3D Structure and Emplacement of the Alnö Alkaline and Carbonatite Complex, Sweden Integrated Geophysical and Physical Property Investigations

University dissertation from Uppsala : Acta Universitatis Upsaliensis


Carbonatites are carbonate-rich magmatic rocks that are rare and of great relevance for our understanding of crustal and mantle processes. Although found on all continents and in settings ranging from Archaean to present-day, their deeper plumbing system is still poorly understood. Therefore, the main goal of this thesis is to broaden the existing knowledge of carbonatite systems, often limited to surface geological observations, by providing depth constraints using a number of geophysical methods and petrophysical measurements. The Alnö alkaline and carbonatite complex in central Sweden was chosen for this purpose. Data from three reflection seismic lines, ground gravity and magnetic measurements are presented. These data are complemented by a series of petrophysical measurements, including ultrasonic velocities, density, magnetic bulk susceptibility, anisotropy of magnetic susceptibility (AMS), and magnetic remanence, to aid in the interpretation of the geophysical data.
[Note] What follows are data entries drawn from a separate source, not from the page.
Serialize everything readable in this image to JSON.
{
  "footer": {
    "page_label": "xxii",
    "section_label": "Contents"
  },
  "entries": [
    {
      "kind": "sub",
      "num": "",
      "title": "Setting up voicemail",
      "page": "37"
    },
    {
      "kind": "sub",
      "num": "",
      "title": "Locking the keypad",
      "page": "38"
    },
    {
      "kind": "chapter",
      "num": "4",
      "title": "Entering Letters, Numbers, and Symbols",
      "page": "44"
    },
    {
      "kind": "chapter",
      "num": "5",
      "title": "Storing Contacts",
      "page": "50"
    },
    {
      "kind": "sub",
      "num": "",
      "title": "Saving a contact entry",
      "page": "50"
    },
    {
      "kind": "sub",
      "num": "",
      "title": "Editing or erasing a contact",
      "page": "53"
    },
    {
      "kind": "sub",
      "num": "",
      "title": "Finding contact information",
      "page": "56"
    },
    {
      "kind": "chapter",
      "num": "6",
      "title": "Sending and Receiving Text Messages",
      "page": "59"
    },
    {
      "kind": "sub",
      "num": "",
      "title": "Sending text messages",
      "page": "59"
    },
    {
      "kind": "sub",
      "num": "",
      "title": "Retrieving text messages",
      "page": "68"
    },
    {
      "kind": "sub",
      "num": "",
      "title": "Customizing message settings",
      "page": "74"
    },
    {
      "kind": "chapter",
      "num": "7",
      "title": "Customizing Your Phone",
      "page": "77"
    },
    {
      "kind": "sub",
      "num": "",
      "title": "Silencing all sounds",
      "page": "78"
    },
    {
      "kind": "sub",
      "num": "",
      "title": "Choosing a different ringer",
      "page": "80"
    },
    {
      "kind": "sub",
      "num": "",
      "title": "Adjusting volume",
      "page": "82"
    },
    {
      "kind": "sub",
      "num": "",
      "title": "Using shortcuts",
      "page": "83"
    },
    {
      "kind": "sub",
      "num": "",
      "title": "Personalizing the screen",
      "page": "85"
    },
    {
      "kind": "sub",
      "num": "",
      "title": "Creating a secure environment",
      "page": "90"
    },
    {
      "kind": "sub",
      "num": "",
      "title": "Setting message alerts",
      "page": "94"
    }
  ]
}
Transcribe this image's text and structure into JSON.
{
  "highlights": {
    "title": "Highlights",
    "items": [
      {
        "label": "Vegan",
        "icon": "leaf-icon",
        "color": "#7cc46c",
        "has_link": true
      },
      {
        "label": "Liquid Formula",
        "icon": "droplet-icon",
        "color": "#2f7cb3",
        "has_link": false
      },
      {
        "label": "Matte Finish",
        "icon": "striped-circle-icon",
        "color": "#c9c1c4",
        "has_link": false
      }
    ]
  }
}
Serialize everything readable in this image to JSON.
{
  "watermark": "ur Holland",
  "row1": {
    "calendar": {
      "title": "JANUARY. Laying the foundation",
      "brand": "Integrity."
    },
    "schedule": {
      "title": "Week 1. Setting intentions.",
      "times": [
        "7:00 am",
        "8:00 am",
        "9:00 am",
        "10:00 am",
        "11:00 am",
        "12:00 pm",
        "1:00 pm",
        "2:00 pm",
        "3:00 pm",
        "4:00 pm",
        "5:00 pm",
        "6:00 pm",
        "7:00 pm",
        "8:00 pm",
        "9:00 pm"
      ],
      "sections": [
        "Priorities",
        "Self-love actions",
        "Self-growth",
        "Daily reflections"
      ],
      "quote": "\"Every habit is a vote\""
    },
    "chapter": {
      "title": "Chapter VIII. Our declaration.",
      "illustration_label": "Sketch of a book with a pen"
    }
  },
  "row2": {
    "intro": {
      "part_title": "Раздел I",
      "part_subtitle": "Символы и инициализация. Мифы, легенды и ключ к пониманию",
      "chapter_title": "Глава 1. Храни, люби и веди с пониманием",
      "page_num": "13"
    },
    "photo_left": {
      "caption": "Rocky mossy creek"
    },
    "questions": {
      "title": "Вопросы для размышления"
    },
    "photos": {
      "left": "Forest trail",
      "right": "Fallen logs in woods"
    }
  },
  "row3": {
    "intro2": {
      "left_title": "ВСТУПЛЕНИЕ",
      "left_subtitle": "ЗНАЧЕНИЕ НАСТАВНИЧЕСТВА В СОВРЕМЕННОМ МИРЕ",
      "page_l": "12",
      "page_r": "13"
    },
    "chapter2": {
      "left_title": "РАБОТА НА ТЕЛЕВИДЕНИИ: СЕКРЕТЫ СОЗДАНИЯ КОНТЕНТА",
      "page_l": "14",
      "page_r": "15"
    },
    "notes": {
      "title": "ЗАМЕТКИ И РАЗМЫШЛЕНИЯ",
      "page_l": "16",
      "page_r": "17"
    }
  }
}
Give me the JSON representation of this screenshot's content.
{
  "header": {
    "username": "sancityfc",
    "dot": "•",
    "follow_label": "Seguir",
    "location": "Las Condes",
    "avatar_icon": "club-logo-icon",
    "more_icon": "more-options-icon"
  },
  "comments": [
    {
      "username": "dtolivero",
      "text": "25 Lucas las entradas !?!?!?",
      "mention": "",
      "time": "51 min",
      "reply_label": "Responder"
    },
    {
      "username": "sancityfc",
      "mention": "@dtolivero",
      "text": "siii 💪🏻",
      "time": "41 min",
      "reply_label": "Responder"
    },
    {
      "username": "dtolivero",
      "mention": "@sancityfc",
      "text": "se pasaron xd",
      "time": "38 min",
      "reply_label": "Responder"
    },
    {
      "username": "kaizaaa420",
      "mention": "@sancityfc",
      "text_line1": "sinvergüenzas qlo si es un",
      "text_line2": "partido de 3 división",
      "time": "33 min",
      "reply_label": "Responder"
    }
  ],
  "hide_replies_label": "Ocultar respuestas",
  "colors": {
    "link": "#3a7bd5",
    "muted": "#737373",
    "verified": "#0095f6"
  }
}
The reflection seismic data indicate a solidified saucer-shaped fossil magma chamber at about 3 km depth. Caldera-style volcanism, constrained by surface geological observations, provides a plausible scenario to explain the emplacement of the complex, suggesting that carbonatite magmas have been stored, transported and erupted in a similar manner to known emplacement mechanisms for silicic calderas, although these are compositionally different. The AMS data from most of the carbonatite sheets in Alnö show a strong degree of anisotropy and oblate-shaped susceptibility ellipsoids. A set of syn- and post-emplacement processes that may control the AMS signature is evaluated based on the dataset. Overprinting of the primary flow patterns by processes related to sheet closure at the terminal stage of magma transport may explain the AMS observations. A complementary study using 3D inversion of ground gravity and aeromagnetic data was then carried out to better delineate the 3D internal architecture of the complex. Resulting models indicate a depth extent of the complex to about 3-4 km, consistent with the interpretation of the reflection seismic data. The modelling results of a ring-shaped magnetic anomaly observed in the Klingefjärden bay adjacent to Alnö Island further suggest that the complex may extend laterally about 3 km towards the north.